A chill settled in the air.
The figure's words—"You don't"—hung like a death sentence, suffocating the space between them.
Seraphine clenched her fists. She wanted to refute it, to deny the implication, but the vision still burned in her mind. She had been there. She had seen the ruin. The seal's destruction. The fall of something ancient.
Caius moved closer, stepping between her and the figure. His voice was razor-sharp. "Then what was the point of all this? Why let her see?"
The entity tilted its head, the movement eerily slow. Watching. Measuring.
Then, in a voice that was neither cruel nor kind, it answered:
"Because the past does not end. It only waits."
Seraphine's heart slammed against her ribs.
The figure took a step forward, and Caius raised his sword.
It laughed—a soundless thing, more felt than heard.
"You are brave, little knight," the entity mused. "Bravery will not save her."
Caius didn't lower his blade. "Try me."
The air shivered.
Then the entity turned back to Seraphine. Its gaze—those burning white eyes—pinned her in place.
"Do you know why the past seeks you, child of the fallen star?"
Seraphine's lips parted. "Fallen star?"
A low hum filled the chamber. The shadows rippled, dancing like smoke caught in an unseen wind.
"Because you are the one who broke it."
Seraphine froze.
Caius reacted first. "That's impossible."
But the entity ignored him. It moved closer, until it loomed just before Seraphine, whispering like the wind through a crypt.
"You shattered the world once. And you will do it again."
---
The Name That Should Not Be Spoken
Seraphine's mind spun. No.
She refused to believe it.
But deep inside, something cracked.
A buried part of her, long chained, long denied—shifted.
"I—" She swallowed. "I don't remember."
The entity's hollow gaze bore into her.
"You do. You have simply forgotten your own name."
A sudden, sharp pain lanced through her skull.
A name whispered through her mind, distant, familiar, wrong.
Something older than Seraphine.
Something that should have stayed buried.
She stumbled back, shaking her head. "No."
Caius caught her, steadying her with a firm grip. "Enough." His voice was low, lethal. "She is not yours."
The entity smiled.
"Is she not?"
For a fraction of a second, the shadows shifted.
Seraphine saw something else—someone else.
A woman cloaked in black, standing atop a ruined city, silver fire in her eyes.
And at her feet—
A world turned to ash.
Then it was gone.
Seraphine gasped, feeling as though something had been ripped out of her.
The entity chuckled. "She will remember. And when she does…"

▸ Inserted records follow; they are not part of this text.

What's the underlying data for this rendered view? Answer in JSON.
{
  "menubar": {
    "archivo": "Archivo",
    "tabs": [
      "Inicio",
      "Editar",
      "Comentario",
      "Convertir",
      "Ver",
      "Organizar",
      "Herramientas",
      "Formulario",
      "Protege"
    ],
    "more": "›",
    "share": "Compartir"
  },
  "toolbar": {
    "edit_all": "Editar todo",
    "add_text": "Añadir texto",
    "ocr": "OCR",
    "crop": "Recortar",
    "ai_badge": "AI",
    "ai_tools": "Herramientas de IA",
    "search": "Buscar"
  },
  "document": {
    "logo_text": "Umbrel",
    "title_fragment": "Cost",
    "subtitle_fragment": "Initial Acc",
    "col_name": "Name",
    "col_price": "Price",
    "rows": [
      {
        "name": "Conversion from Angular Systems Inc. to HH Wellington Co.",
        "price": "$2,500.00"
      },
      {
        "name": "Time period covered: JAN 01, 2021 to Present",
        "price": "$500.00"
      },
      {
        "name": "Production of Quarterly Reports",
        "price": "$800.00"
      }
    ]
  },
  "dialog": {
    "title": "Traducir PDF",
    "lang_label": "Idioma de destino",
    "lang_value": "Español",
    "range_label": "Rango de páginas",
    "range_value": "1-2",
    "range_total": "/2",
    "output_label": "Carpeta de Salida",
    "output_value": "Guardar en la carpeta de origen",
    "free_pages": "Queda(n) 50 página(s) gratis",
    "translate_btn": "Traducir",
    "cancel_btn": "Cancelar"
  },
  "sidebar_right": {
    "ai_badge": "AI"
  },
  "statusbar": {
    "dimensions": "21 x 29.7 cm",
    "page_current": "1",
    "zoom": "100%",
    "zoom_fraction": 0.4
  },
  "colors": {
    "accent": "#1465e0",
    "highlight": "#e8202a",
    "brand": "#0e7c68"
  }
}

It lifted a skeletal hand, pointing to the darkness beyond the hall.
"… The gate will open."
A distant rumble shook the walls.
Something was waking.
Something was coming.
Caius didn't wait. He pulled Seraphine forward. "We're leaving."
The entity did not stop them.
But as they ran, its final words clung to her mind like a curse:
"We will meet again, daughter of ruin."
---
A Kingdom That Forgets
The sky above the ruins had darkened by the time they emerged.
Seraphine was shaking. Whether from the cold or the words still ringing in her mind, she didn't know.
Caius didn't let go of her wrist. "Don't listen to it."
She exhaled sharply. "You heard what it said."
"I did." He turned to face her, jaw tight. "And I don't care."
Seraphine's stomach twisted. "Caius, what if it's right? What if—"
His hands closed around her shoulders, firm but not unkind. "You are not what it wants you to believe."
She searched his gaze, finding something steadying in the storm of his eyes.
But deep inside, doubt clawed at her ribs.
Because even if she didn't remember—
Something inside her did.
A name. A ruin. A fall.
And the past never stayed buried.
A distant horn blew from the cliffs beyond.
Caius cursed. "That's the vanguard."
Seraphine stiffened. "Your father's men."
They had no more time.
She shoved her doubts aside. Whatever fate had been whispered in that ruin—whatever truths lay in the past—
She would not be caged by it.
Not now. Not ever.
Taking one last glance at the cursed ruins, she turned and ran.